Dipping my head, I place a kiss on her lips and watch as the muscles on her face relax with each passing beat. She’s close to sleep. Still breathing steady. Still here.
“You’re it for me, Sable.”
And I don’t move. Not for a long time.
Pulling her into me, her skin is warm against my chest, and the ache in my ribs dulls just enough to let me breathe.
But I don’t sleep.
Can’t.
JT’s busted face plays behind my eyes every time I close them. Stauder’s threat still echoes in the back of my skull. And this woman—this rare, unexpected woman—is lying here in my bed, carving forever into my heart without even realizing it.
Eventually, I slip out of bed. Quiet. Careful not to wake her.
I walk to the kitchen, open the drawer near the sink, and pull out a black felt-tip marker.
Sable’s still curled on her side, deep in sleep. I sit on the edge of the bed and lift her arm, holding her hand so she doesn’t stir.
Then I draw.
An angel wing. Not finished. Just the outline as if emerging from her skin. Each feather sketched in soft, rising arcs.
It’s fluid, feminine, and strong—wholly Sable.
I don’t know what she’s going to think when she sees it in the morning.
But if there’s any justice in the world, she’ll feel what I feel looking at her now.
I don’t sleep. Just lay next to her, staring at the ceiling, one hand on her hip holding what’s mine, heart full of fury and something dangerously close to love.
My body wakes up before I want it to. Not from an alarm. Just a habit. It always does this when I have nowhere to be. Snaps right back online no matter how little sleep I give it. I got maybe three and a half hours tops.
The room is still dim, soft morning light starting to leak in at the edges of the dark curtains. I stay still for a second, soaking in the quiet.
Hex is next to me.
Asleep.
And for once, I get to see what it’s like to have him laying in bed with me. Not tense, not watching or protecting. Just breathing. Laid out beside me, one arm slung across his chest, the other still resting near where I must’ve curled in close sometime in the night.
His face is softer in sleep. His mouth, his jaw, far less sharp. His lashes are long, and the lines near his eyes have eased. There’s peace here he likely never lets the world see.
My gaze drifts lower, over muscles I’ve already touched, already begun to claim. But with nothing in the way now, I catch the smaller things: faint scars scattered across his skin, the kind only noticed when you’re close enough to memorize them. I catalogued his ribs before sleep took me, but not the round bullet sized mark inside of his forearm. Or the scar running along the side of his head buried deep in dark hair. Those perfect lips and the divot that hooks just above the right side of his upper lip.

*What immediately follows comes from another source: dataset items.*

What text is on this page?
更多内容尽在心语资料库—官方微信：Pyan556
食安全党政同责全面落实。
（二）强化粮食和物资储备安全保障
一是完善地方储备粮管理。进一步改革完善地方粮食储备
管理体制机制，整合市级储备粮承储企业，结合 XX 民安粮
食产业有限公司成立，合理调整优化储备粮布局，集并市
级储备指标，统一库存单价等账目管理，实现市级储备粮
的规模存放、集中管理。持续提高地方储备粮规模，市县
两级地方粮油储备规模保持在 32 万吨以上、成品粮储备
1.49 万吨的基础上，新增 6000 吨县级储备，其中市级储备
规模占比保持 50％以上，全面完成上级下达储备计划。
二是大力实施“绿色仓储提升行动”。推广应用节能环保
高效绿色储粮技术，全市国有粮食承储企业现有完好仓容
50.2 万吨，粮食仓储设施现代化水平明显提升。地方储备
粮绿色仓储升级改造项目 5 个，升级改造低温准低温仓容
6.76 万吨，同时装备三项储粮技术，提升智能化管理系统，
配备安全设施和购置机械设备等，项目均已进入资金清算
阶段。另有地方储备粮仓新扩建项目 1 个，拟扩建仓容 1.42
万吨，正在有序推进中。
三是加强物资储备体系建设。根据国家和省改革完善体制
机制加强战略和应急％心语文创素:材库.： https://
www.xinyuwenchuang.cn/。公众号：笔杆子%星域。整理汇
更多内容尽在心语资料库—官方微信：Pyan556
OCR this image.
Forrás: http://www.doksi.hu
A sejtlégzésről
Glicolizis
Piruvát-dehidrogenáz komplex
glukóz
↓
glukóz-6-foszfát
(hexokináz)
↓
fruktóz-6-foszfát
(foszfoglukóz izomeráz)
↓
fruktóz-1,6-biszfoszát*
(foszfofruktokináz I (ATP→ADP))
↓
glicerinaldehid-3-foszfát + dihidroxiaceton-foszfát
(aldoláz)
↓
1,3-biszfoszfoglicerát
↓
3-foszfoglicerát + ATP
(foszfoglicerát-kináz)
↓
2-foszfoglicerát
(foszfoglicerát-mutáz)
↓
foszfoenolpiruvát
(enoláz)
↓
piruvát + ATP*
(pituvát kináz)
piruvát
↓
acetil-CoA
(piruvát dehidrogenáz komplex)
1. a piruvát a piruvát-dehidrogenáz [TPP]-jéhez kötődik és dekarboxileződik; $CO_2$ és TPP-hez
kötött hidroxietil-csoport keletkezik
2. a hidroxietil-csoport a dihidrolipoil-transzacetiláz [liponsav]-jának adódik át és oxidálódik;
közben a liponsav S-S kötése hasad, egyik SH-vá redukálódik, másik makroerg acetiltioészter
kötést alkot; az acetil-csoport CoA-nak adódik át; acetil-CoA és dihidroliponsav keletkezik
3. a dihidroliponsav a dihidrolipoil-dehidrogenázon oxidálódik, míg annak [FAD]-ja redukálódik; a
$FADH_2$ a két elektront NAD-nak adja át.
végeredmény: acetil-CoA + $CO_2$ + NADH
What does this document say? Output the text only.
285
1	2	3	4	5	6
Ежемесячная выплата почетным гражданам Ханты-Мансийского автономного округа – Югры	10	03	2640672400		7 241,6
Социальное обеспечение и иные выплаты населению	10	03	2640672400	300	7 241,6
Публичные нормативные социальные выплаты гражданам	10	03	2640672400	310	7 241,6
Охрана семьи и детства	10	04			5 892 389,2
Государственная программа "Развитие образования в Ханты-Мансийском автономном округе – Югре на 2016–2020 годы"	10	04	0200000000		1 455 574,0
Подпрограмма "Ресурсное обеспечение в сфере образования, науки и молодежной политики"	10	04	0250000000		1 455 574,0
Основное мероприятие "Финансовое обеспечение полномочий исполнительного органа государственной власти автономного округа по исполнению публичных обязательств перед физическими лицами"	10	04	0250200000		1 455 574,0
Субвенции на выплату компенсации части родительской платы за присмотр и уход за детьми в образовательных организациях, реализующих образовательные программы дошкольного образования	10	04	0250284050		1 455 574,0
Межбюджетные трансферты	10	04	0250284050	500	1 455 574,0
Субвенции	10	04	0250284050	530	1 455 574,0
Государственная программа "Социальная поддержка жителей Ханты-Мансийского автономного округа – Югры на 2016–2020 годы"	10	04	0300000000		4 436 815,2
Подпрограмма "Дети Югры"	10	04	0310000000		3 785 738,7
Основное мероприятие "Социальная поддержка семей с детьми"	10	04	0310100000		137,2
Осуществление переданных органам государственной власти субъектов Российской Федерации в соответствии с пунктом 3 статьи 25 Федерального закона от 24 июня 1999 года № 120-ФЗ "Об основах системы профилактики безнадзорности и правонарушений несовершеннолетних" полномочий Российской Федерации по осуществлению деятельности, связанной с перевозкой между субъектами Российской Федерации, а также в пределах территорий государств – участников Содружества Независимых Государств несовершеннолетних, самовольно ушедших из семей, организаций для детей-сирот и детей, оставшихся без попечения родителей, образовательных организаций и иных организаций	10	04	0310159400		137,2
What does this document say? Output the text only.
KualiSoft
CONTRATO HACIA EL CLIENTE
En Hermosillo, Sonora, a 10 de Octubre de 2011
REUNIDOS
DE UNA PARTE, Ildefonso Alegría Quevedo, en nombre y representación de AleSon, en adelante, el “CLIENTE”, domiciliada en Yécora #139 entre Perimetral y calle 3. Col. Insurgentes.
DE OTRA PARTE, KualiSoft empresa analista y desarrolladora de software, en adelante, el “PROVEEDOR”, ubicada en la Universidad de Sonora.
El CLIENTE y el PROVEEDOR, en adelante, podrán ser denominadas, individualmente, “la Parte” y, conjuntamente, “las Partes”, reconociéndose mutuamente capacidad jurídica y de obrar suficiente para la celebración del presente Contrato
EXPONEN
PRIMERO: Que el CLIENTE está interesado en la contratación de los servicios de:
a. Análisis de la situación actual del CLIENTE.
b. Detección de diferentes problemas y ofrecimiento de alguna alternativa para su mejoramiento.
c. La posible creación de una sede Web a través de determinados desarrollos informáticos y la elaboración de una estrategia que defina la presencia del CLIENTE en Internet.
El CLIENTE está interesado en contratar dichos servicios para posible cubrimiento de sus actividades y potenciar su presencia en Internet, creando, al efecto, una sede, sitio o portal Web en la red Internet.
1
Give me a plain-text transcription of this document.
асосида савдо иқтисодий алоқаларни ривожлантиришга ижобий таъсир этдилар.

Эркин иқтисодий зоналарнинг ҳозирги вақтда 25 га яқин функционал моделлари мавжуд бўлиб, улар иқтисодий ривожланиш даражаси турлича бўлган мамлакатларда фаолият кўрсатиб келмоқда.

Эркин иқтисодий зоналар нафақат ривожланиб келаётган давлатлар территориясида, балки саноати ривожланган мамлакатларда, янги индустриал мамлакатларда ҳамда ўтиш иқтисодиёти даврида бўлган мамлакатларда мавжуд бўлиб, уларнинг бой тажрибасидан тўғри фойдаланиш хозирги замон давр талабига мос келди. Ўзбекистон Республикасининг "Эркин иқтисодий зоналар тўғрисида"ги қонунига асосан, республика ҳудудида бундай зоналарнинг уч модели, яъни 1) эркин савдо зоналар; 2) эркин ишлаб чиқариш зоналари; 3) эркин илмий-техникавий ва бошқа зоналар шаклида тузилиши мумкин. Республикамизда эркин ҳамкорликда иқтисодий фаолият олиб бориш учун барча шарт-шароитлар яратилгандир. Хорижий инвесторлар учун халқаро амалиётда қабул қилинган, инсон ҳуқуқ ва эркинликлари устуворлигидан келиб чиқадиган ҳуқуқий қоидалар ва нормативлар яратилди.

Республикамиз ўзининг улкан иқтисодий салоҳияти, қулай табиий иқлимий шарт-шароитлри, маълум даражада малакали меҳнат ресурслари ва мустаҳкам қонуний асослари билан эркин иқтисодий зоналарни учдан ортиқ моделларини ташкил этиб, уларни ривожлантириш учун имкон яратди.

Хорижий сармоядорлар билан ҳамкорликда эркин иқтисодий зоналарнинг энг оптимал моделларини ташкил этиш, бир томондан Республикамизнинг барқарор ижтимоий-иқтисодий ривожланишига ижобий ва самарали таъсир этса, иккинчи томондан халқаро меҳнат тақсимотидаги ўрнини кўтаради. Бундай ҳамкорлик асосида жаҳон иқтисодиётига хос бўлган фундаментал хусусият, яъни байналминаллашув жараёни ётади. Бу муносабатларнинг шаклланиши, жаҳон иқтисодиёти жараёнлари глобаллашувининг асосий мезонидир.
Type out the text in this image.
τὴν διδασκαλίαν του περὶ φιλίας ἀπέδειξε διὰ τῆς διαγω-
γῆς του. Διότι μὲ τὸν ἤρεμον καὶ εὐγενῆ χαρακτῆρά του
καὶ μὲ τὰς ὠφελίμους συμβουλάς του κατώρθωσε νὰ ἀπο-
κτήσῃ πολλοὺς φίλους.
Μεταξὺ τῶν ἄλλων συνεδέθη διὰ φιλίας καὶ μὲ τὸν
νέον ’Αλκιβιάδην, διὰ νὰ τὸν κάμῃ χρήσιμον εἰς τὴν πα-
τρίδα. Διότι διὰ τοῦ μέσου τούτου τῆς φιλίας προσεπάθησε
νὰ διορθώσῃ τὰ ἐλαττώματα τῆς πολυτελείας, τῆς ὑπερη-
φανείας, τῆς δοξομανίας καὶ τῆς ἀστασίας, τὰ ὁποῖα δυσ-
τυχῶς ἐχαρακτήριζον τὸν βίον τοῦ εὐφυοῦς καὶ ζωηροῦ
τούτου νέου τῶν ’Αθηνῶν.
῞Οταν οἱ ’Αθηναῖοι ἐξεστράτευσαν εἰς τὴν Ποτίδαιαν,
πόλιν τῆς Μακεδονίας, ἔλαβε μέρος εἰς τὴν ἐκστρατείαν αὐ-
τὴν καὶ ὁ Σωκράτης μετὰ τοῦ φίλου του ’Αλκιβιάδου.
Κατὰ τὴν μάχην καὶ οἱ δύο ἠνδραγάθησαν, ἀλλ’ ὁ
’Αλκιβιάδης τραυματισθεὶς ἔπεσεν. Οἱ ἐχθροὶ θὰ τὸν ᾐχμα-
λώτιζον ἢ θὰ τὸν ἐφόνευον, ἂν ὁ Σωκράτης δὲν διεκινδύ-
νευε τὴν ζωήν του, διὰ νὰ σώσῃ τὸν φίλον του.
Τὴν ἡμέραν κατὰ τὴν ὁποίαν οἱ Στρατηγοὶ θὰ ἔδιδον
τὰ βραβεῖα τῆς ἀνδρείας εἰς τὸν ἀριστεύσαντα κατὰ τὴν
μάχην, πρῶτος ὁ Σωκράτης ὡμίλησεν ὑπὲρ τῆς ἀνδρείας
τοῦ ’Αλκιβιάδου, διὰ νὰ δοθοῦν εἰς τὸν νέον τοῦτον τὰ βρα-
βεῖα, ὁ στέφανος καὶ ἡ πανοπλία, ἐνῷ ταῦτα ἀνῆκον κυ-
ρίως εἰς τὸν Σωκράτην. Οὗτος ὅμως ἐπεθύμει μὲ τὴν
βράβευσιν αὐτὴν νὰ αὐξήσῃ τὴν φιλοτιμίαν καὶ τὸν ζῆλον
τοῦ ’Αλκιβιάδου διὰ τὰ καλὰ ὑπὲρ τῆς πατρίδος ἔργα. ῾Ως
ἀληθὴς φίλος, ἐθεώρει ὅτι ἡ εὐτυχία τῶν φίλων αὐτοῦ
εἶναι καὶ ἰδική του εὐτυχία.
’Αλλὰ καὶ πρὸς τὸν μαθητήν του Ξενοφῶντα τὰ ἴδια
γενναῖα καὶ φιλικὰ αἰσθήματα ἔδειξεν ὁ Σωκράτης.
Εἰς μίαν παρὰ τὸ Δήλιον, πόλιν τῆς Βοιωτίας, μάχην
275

I reach out, careful not to wake him, and trace a white line on his exposed thigh with my fingertip. Faint. Raised. Old. My heart clenches in my chest, heavy with anguish.
And that’s when I see it.
My arm.
I pull it closer and blink, realizing it’s not just a smudge or a shadow. It’s a drawing. An angel wing inked in clean, perfect lines from shoulder to elbow. The delicate feathers emerging from my skin, curve with my movement.
I scoot up enough to look the art, brushing my fingers over it, afraid to smudge it but needing to feel it’s real.
Somehow in the calm the early morning hours offered after a tumultuous night, he drew this. Warmth wraps my heart, realizing just how much my body trusts him that I didn’t wake in the least.
I smile, something full and bright blooming in my chest. The story he told me slips to the forefront of my mind. His mother’s angel.